Question

A slab, \[8\] inches long, \[11\] inches wide & \[2\] inches thick is melted and solidified in the form of a rod of diameter \[8\] inches. What is the length of the rod in inches?

Answer 1

Hint:In such a type of question volume of \[2\] shapes after solidification is the same. So we simply have to find out the volume of slab from given data. Then have to assume a height of rod and then make the equation for volume. Then equating the two values we can get the height of the rod.


Complete step by step solution:
As we know the volume of slab before and after melting is the same. So the volume of the rod will also be the same as the volume of slab.
We know, length of slab \[ = {\text{ }}8{\text{ }}inch\],
Width of slab \[ = {\text{ }}11{\text{ }}inch\]and thickness of slab \[ = {\text{ }}2{\text{ }}inch\]
So the volume of slab \[ = {\text{ }}length{\text{ }} \times {\text{ }}width{\text{ }} \times {\text{ }}thickness\]
Volume of slab $ = 8 \times 11 \times 2$cubic inch
     $ = 176{\text{ cubic inch }}...{\text{(1)}}$
Radius of the rod is \[4\] inches and let us assume the length of rod is \[h\] .
Diameter of rod is \[8\] inch
Then the volume of the rod $ = \pi \times 4 \times 4 \times h{\text{ }}...{\text{(2)}}$ cubic inch
As the volume of slab and volume of rod is same, equating these two equations we get,
$176 = \pi \times 4 \times 4 \times h$
$176 = \dfrac{{22}}{7} \times 4 \times 4 \times h$
$\dfrac{{176 \times 7}}{{22 \times 4 \times 4}} = h$
$h = 3.5{\text{ inch}}$
So the length of the rod is \[3.5{\text{ }}inch\].


Note: As the slab is being melted and then solidification is done in form of rod, so the volume is remaining unchanged.

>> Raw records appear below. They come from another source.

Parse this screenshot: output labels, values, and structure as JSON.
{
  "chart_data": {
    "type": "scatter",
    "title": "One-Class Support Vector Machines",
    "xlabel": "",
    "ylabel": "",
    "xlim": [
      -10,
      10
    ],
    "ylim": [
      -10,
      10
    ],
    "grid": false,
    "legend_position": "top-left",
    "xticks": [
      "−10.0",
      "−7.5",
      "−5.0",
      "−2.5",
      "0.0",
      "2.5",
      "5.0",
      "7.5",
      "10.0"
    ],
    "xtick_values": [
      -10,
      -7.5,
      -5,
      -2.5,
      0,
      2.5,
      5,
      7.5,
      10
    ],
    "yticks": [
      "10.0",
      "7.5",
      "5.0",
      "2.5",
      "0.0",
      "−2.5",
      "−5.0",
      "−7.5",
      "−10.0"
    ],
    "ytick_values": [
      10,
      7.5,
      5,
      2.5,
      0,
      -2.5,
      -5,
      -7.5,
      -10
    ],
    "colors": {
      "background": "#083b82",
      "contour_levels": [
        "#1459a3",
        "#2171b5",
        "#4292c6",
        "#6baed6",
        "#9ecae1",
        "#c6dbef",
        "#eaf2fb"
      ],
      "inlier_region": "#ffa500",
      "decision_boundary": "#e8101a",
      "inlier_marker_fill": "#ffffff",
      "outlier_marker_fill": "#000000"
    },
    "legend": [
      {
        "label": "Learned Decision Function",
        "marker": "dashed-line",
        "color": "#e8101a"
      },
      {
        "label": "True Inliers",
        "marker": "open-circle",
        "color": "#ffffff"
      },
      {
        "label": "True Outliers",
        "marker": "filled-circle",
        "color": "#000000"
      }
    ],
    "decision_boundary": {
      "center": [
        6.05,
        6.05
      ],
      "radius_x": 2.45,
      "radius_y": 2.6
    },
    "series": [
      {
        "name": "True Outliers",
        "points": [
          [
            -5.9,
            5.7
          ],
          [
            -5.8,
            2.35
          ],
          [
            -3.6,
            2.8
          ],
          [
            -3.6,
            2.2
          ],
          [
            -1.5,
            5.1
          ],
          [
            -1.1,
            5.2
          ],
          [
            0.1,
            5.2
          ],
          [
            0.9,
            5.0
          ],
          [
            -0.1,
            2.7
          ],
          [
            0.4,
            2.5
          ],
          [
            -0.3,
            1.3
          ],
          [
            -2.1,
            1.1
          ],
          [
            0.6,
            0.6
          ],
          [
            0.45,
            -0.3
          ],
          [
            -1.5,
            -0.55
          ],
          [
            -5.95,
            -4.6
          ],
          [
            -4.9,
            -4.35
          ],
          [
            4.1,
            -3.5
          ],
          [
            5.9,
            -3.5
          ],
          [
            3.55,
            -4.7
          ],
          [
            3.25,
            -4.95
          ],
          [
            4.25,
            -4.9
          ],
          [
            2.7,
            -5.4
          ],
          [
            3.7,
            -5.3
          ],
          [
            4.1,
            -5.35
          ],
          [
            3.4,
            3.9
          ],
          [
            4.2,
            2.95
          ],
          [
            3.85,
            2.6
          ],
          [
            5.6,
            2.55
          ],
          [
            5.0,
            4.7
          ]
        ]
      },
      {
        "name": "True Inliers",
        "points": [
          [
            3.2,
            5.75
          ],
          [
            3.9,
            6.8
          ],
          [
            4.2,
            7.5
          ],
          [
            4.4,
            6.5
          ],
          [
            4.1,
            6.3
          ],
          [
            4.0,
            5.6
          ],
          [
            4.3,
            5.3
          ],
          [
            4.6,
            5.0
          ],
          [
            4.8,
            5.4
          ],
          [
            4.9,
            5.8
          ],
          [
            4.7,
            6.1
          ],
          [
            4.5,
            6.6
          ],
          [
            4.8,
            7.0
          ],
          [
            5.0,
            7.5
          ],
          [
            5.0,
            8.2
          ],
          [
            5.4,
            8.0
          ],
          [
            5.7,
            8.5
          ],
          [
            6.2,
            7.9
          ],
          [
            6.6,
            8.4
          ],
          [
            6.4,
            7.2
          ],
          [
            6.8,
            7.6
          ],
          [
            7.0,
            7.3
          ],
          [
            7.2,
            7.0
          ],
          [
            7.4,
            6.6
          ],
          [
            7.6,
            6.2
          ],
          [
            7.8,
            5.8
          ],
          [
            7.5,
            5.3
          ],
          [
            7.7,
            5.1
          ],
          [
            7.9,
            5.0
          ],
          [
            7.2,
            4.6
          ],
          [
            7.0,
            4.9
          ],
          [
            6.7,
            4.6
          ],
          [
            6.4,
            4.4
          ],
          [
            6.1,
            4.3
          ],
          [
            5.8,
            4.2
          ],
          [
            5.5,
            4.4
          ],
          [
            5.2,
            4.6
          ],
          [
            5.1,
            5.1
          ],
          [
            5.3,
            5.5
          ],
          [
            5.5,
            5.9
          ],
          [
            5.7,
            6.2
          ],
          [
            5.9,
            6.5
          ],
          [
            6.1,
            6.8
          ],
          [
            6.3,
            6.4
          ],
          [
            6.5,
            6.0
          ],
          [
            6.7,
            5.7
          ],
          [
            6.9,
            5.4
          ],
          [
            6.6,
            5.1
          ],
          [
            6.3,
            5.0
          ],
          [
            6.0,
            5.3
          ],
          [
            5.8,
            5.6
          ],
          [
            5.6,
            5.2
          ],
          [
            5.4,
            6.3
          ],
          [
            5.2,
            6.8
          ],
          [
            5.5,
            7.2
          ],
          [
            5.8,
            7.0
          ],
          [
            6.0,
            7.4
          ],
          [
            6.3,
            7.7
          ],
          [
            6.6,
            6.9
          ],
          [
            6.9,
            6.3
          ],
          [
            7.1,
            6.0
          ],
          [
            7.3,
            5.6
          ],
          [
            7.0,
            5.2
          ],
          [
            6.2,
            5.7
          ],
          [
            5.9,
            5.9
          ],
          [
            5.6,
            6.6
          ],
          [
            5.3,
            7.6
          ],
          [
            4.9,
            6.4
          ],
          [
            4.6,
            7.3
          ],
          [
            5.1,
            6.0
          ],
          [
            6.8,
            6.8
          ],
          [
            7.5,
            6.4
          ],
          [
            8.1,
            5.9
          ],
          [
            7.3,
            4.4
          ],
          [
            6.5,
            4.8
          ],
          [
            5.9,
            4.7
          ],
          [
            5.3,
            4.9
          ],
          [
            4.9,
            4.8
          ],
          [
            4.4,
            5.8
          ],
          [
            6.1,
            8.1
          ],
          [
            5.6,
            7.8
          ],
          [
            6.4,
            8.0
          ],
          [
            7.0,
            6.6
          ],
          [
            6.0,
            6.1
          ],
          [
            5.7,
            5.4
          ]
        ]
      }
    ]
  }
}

Volume of cuboid is equal to volume of cylinder and height of rod is assumed to form the volume equation, on putting various parameter’s values which are given we can get height of rod. Here we have to be conscious where the diameter or radius of rod is given to us. If diameter is given then we have to apply the formula for volume accordingly and vice versa.